Deboning with my third hand…
Kinsley asked on What is a Half Pig Share:
If a pigs live weight is 800 lb is there a way to estimate the hanging weight?
Yes. Based on a lot thousands of pigs over the past 13 years I find that yield with scald and scrape on our pigs I get the following with our market size pigs in the 250 to 350 lb range:
Hanging Weight = 72% Live Weight
The way the meat was cut at the butcher for years we got a yield from there of:
Commercial Cuts = 67% Hanging Weight
Commercial Cuts = 48% Live Weight
However! There is a lot of good meat between the hanging weight (HW) and the commercial cuts weights (CW). These we call the oddments. They don’t sell well in the stores but they’re good eating. This is mostly what our farm family eats. Shoemaker’s children and all that.
This means that $2.88/lb based on Live Weight (LW) is about $4.00/lb based on hanging Weight (HW) for comparison between the two common pricing methods. Live weight is generally used at auctions while hanging weight is generally used when buying carcasses from a farmer or butcher.
Wholesale prices are based on Commercial Cuts Weight (CW) includes the cost of the processing and the losses in the cutting resulting in about $6/lb. If you’re buying a whole pig this is about the price per pound. Buying the whole pig gives you the lowest price per pig plus all the oddments. See the order form on the Literature Page for details.
Retail pricing is again a little higher to give the store the profit margin they need to maintain the inventory, coolers, rent, taxes, pay employees, etc so figure about $8 to $9 per pound for the same cuts at the grocery store. (Keep in mind that all of these are 2016 prices so adjust for inflation if you’re reading this article at some point in the future.)
One of the interesting things with doing the cutting ourselves in our own on-farm butcher shop is I’ve improved the yield to commercial cuts by another 7% to 14% yielding because I cut exactly to our specifications gaining just a little more yield.

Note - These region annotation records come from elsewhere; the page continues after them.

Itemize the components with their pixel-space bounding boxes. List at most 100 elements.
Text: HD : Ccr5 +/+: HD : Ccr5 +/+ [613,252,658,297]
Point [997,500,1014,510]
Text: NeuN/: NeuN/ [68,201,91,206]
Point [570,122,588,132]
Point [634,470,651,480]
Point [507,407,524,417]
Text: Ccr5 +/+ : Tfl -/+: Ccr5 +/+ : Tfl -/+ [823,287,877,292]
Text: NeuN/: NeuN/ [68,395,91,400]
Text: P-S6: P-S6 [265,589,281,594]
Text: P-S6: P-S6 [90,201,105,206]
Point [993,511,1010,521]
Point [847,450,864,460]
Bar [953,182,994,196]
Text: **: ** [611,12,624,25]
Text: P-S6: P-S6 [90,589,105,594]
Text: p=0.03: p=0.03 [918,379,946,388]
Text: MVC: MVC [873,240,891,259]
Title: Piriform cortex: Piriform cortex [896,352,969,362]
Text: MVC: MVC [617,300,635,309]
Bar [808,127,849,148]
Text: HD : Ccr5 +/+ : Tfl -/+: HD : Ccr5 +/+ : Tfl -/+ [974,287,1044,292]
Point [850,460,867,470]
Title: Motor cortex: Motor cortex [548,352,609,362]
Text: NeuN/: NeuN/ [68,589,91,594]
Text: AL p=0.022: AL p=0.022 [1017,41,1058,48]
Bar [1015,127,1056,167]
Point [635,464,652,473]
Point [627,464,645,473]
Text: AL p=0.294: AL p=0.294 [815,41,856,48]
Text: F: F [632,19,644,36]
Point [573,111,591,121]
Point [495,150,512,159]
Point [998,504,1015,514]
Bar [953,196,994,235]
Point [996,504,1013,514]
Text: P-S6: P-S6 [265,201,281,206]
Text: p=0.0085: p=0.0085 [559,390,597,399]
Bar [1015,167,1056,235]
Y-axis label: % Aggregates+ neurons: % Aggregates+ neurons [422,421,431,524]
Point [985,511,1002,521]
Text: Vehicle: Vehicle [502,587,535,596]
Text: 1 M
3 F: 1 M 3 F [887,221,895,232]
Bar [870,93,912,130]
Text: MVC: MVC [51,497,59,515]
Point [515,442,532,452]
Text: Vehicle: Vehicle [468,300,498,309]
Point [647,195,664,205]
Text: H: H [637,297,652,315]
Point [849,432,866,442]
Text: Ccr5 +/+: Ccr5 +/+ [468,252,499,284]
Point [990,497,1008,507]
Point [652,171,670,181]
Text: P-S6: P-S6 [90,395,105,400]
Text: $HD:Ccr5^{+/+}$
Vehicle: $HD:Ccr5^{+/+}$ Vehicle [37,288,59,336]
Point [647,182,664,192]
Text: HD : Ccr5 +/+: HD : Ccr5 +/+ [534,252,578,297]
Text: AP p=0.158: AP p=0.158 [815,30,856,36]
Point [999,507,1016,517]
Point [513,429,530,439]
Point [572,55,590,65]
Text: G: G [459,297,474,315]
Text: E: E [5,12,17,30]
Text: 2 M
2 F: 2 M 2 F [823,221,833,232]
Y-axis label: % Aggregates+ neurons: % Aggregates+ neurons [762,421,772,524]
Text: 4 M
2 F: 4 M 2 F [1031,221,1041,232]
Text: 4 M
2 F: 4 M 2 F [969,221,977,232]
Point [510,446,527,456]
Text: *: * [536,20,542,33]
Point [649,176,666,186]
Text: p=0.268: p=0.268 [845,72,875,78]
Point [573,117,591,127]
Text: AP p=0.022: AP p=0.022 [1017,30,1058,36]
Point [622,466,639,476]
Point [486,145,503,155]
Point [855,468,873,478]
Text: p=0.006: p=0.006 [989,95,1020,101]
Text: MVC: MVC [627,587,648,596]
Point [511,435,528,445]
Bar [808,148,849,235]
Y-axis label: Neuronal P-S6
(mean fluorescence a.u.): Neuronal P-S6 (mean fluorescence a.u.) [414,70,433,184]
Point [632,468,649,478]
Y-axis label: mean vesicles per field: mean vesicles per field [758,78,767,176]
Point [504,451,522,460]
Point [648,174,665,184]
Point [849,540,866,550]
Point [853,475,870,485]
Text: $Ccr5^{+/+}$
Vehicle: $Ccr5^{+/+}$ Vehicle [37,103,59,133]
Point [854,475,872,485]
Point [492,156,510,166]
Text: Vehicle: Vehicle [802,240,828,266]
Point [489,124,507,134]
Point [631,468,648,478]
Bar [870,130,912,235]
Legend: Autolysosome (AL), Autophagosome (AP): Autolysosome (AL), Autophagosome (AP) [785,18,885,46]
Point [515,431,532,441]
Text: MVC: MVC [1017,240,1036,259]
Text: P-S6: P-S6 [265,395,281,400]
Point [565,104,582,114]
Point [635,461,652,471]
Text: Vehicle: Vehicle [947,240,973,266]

This now gives:
Commercial Cuts = 77% Hanging Weight
Commercial Cuts = 55% Live Weight
This extra margin is one of the little things that helps to pay for the construction of the butcher shop at Sugar Mountain Farm.
An 800 lb pig may have a slightly worse yield if it is fatty and possibly a slightly better yield for well muscled leaned boars. There is also variation with the breeds to a small degree.
It’s important to know the conversion as it takes care of the gut contents (offal) which is reflected in how the hogs are priced. Auctions will do live weight. Butchers hanging weight. In general – exceptions are of course.
It is also important to know the method of slaughter: scald & scrape vs skinning as they have different yields. With scald and scrape you keep the skin which protects the meat, gives more available fat and the skin is edible – ask for it on roasts.
The photo at the top shows me deboning a pig using all three of my hands. I’m using the bottom edge of my ribs to grip the carcass rib cage as I slice the ribs and spine out of the side of pork leaving the shoulder, side pork, loin and sirloin all intact. I debone most of the pork I cut as it goes to stores that mostly prefer bone-out cuts.
Outdoors: 60°F/53°F Partially Sunny
Tiny Cottage: 60°F/57°F
Daily Spark: Peter Peter pumpking eater had a house and couldn’t heater her. So he added more thermal mass and let physics do the job with ease.